Lonegan, the former Bogota mayor, had been looking forward to this debate. His goal was to knock some of the shine off of the Booker image, taking every opportunity he could to portray the jet-setting mayor as an elitist who fiddles around Hollywood while Newark burns.
“While you’re parading around California with a bunch of Hollywood elite, 10 days in a row somebody’s shot to death in the streets of Newark. What New Jersey needs, sir, is a leader, not a tweeter,” Lonegan said.
For Booker, whose loquaciousness is near legendary, the goal was to paint Lonegan as a Tea Party stalwart, out of touch with New Jersey’s mainstream, and hostile to the state’s most vulnerable residents.

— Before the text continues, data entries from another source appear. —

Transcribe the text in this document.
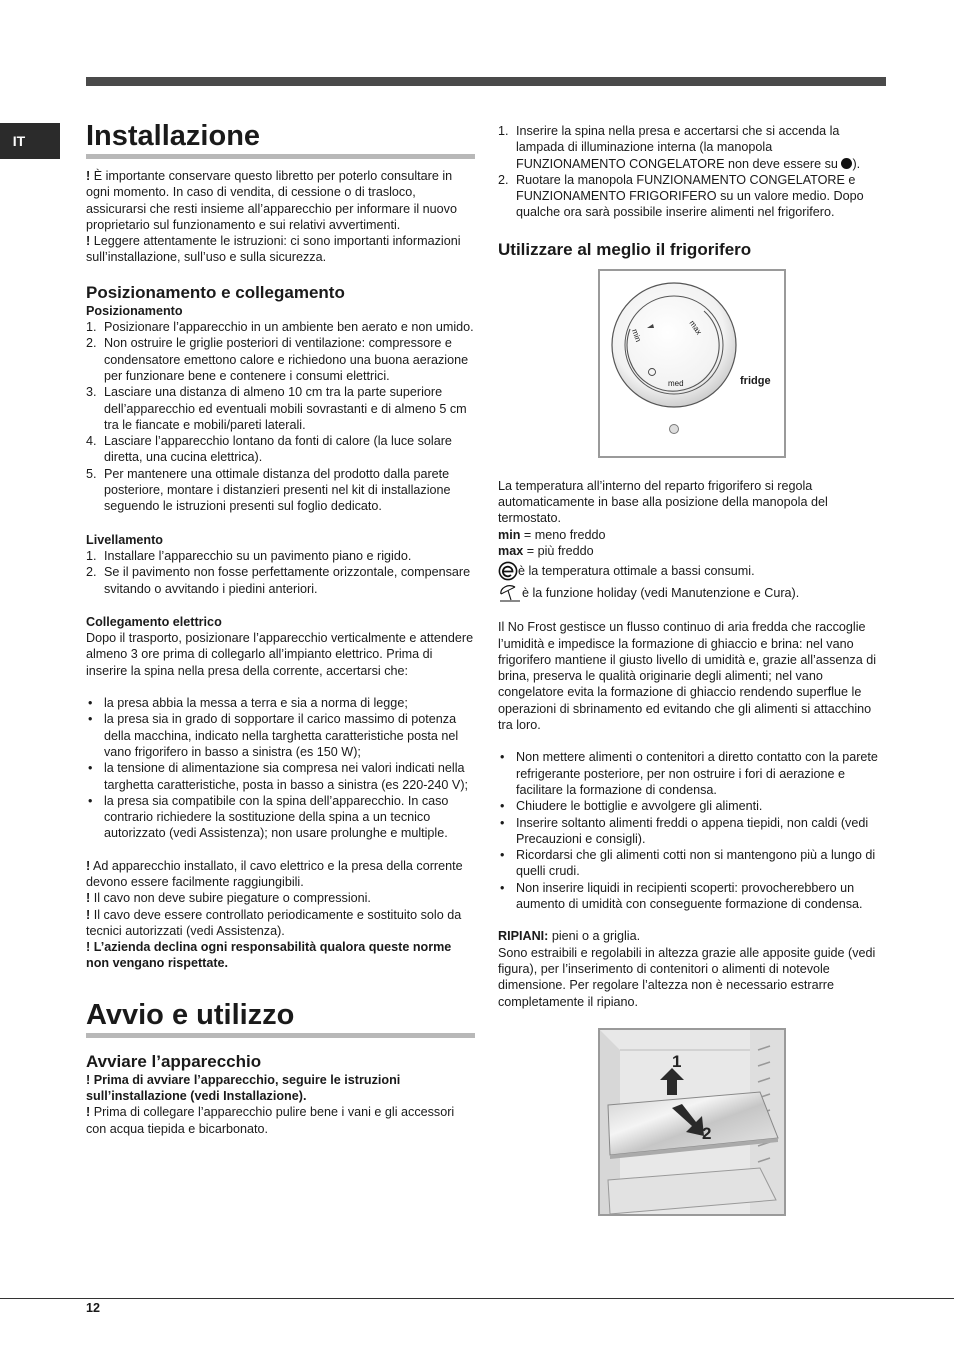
IT	Installazione

! È importante conservare questo libretto per poterlo consultare in ogni momento. In caso di vendita, di cessione o di trasloco, assicurarsi che resti insieme all’apparecchio per informare il nuovo proprietario sul funzionamento e sui relativi avvertimenti.

! Leggere attentamente le istruzioni: ci sono importanti informazioni sull’installazione, sull’uso e sulla sicurezza.

Posizionamento e collegamento
Posizionamento
1. Posizionare l’apparecchio in un ambiente ben aerato e non umido.
2. Non ostruire le griglie posteriori di ventilazione: compressore e condensatore emettono calore e richiedono una buona aerazione per funzionare bene e contenere i consumi elettrici.
3. Lasciare una distanza di almeno 10 cm tra la parte superiore dell’apparecchio ed eventuali mobili sovrastanti e di almeno 5 cm tra le fiancate e mobili/pareti laterali.
4. Lasciare l’apparecchio lontano da fonti di calore (la luce solare diretta, una cucina elettrica).
5. Per mantenere una ottimale distanza del prodotto dalla parete posteriore, montare i distanzieri presenti nel kit di installazione seguendo le istruzioni presenti sul foglio dedicato.
Livellamento
1. Installare l’apparecchio su un pavimento piano e rigido.
2. Se il pavimento non fosse perfettamente orizzontale, compensare svitando o avvitando i piedini anteriori.
Collegamento elettrico

Dopo il trasporto, posizionare l’apparecchio verticalmente e attendere almeno 3 ore prima di collegarlo all’impianto elettrico. Prima di inserire la spina nella presa della corrente, accertarsi che:

• la presa abbia la messa a terra e sia a norma di legge;
• la presa sia in grado di sopportare il carico massimo di potenza della macchina, indicato nella targhetta caratteristiche posta nel vano frigorifero in basso a sinistra (es 150 W);
• la tensione di alimentazione sia compresa nei valori indicati nella targhetta caratteristiche, posta in basso a sinistra (es 220-240 V);
• la presa sia compatibile con la spina dell’apparecchio. In caso contrario richiedere la sostituzione della spina a un tecnico autorizzato (vedi Assistenza); non usare prolunghe e multiple.

! Ad apparecchio installato, il cavo elettrico e la presa della corrente devono essere facilmente raggiungibili.

! Il cavo non deve subire piegature o compressioni.

! Il cavo deve essere controllato periodicamente e sostituito solo da tecnici autorizzati (vedi Assistenza).

! L’azienda declina ogni responsabilità qualora queste norme non vengano rispettate.

Avvio e utilizzo
Avviare l’apparecchio

! Prima di avviare l’apparecchio, seguire le istruzioni sull’installazione (vedi Installazione).

! Prima di collegare l’apparecchio pulire bene i vani e gli accessori con acqua tiepida e bicarbonato.

1. Inserire la spina nella presa e accertarsi che si accenda la lampada di illuminazione interna (la manopola FUNZIONAMENTO CONGELATORE non deve essere su ).
2. Ruotare la manopola FUNZIONAMENTO CONGELATORE e FUNZIONAMENTO FRIGORIFERO su un valore medio. Dopo qualche ora sarà possibile inserire alimenti nel frigorifero.
Utilizzare al meglio il frigorifero
min	max
med	fridge

La temperatura all’interno del reparto frigorifero si regola automaticamente in base alla posizione della manopola del termostato.

min = meno freddo

max = più freddo

è la temperatura ottimale a bassi consumi.
è la funzione holiday (vedi Manutenzione e Cura).

Il No Frost gestisce un flusso continuo di aria fredda che raccoglie l’umidità e impedisce la formazione di ghiaccio e brina: nel vano frigorifero mantiene il giusto livello di umidità e, grazie all’assenza di brina, preserva le qualità originarie degli alimenti; nel vano congelatore evita la formazione di ghiaccio rendendo superflue le operazioni di sbrinamento ed evitando che gli alimenti si attacchino tra loro.

• Non mettere alimenti o contenitori a diretto contatto con la parete refrigerante posteriore, per non ostruire i fori di aerazione e facilitare la formazione di condensa.
• Chiudere le bottiglie e avvolgere gli alimenti.
• Inserire soltanto alimenti freddi o appena tiepidi, non caldi (vedi Precauzioni e consigli).
• Ricordarsi che gli alimenti cotti non si mantengono più a lungo di quelli crudi.
• Non inserire liquidi in recipienti scoperti: provocherebbero un aumento di umidità con conseguente formazione di condensa.

RIPIANI: pieni o a griglia.

Sono estraibili e regolabili in altezza grazie alle apposite guide (vedi figura), per l’inserimento di contenitori o alimenti di notevole dimensione. Per regolare l’altezza non è necessario estrarre completamente il ripiano.

1
2
12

“And this again is the extreme views of my opponent. Please listen to what he’s saying,” Booker said.
These two men disagree on almost every issue, from education to taxation and immigration to gun control. Their exchanges today were pointed and there was a genuine lack of warmth, if not outright hostility, between the two. The word extremist was used liberally, by both the conservative and by the liberal.
By our count Booker used “extremist” 467 times. When the Newark Mayor was asked what happened to the nice, warm and fuzzy Booker who said you he was going to be positive, he said, “Well, I hope that you saw that I was positive. I was almost surprised at the epithets he threw my way. I teased him afterwards and I said I haven’t been called delusional before and actually ended up liking the guy afterwards. As I said in my closing remarks he’s a good guy, a Jersey guy.”
“Mayor Booker’s alleged successes in Newark is not true,” Lonegan said. “He’s been a failure and we cannot allow those failed policies to make their way to the New jersey Senate, and that the role of somebody in government is not to make money but to give to society.”
The debate was the first between the two candidates and drew a packed house of media to an adjacent viewing room. Afterwards, the candidates did their own spinning, each insisting he had accomplished what he’d come to do. There will be one more face-to-face — scheduled for next Wednesday.
Debates rarely serve to change minds, so who actually won today is subject to debate. But one thing that’s clear is that Lonegan was definitely in the room today. And a Booker cakewalk, long assumed by most pundits, is not quite so obvious heading into the home stretch.